The effect of this is particularly pronounced among children whose diagnosis could be delayed since the parents lacked vital information about the signs that are associated with the disease. This affects the onset of the process of seeking intervention which ultimately determines the outcome of the intervention. As such, cases that are diagnosed later in the life of the child become more expensive and difficult to manage since by the time they are diagnosed, the disease has progressed.
In one study, it was found that gender does influence the prognosis of cystic fibrosis. However, females have a poorer quality of life as compared to males. Their chest symptoms and emotional functions appear to be more severely affected by the disease as compared to males. Males were found to have a poor quality of life with regard to their body image. These findings corroborate what Nottingham researchers found out in a study carried out in the UK. They found that being a female and having a lower socioeconomic status was associated with poorer outcomes among cystic fibrosis patients.
Another study showed that outcomes among Asians in the United Kingdom were worse than outcomes that are associated with other racial groups. Asian females were found to have worse FEV 1 as compared to their male counterparts within the same age group. The researcher attributed to a number of factors which include but are not limited to socioeconomic status, inadequacy of healthcare services among Asian, language barriers and genetic factors. There are no such studies that have been carried out to this effect in Ireland but given that the factors at play remain constant regardless of the geographic location, it is possible that same factors would emerge in cystic fibrosis patients from other races in Ireland.
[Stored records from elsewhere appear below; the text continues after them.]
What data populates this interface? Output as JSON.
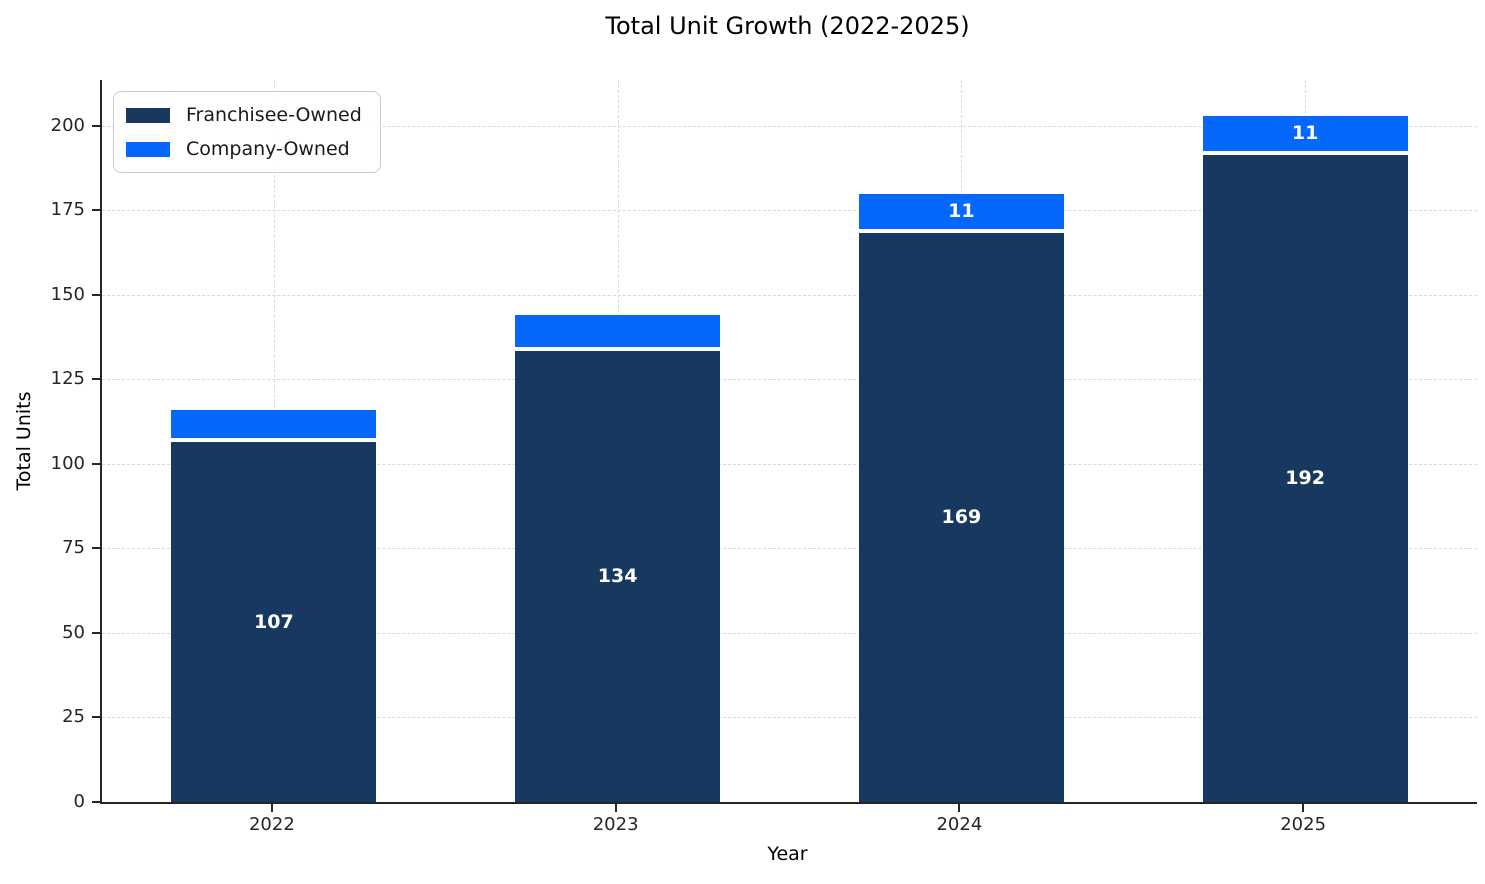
{
  "title": "Total Unit Growth (2022-2025)",
  "chart_data": {
    "type": "bar",
    "stacked": true,
    "title": "Total Unit Growth (2022-2025)",
    "xlabel": "Year",
    "ylabel": "Total Units",
    "categories": [
      "2022",
      "2023",
      "2024",
      "2025"
    ],
    "series": [
      {
        "name": "Franchisee-Owned",
        "color": "#17395f",
        "values": [
          107,
          134,
          169,
          192
        ],
        "labels": [
          "107",
          "134",
          "169",
          "192"
        ]
      },
      {
        "name": "Company-Owned",
        "color": "#0667fd",
        "values": [
          9,
          10,
          11,
          11
        ],
        "labels": [
          "",
          "",
          "11",
          "11"
        ]
      }
    ],
    "totals": [
      116,
      144,
      180,
      203
    ],
    "yticks": [
      0,
      25,
      50,
      75,
      100,
      125,
      150,
      175,
      200
    ],
    "ylim": [
      0,
      213.6
    ],
    "grid": true,
    "grid_style": "dashed",
    "legend_position": "upper left",
    "bar_label_color": "#ffffff",
    "segment_edge_color": "#ffffff",
    "axis_color": "#262626",
    "grid_color": "#d9d9d9"
  }
}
The exact link between gender and outcomes in cystic fibrosis is not entirely understood but it is speculated that an interplay of environmental, cultural and genetic factors is responsible for the poor outcomes among females.
It is important to address the disparities brought about by social and cultural aspects in the outcomes among patients suffering from cystic fibrosis are to be improved. There is a need to improve access to education and health care services among cystic fibrosis patients regardless of their social and cultural status. There is also a need to broaden research efforts in Ireland in order to understand the extent of the effect of social and cultural aspects on outcomes hence tailor appropriate responses.
In conclusion, socio and cultural aspects interact with other factors in affecting outcomes in cystic fibrosis patients. The role of socioeconomic status with regard to income, education, access to health care and information and availability of government funding cannot be ignored.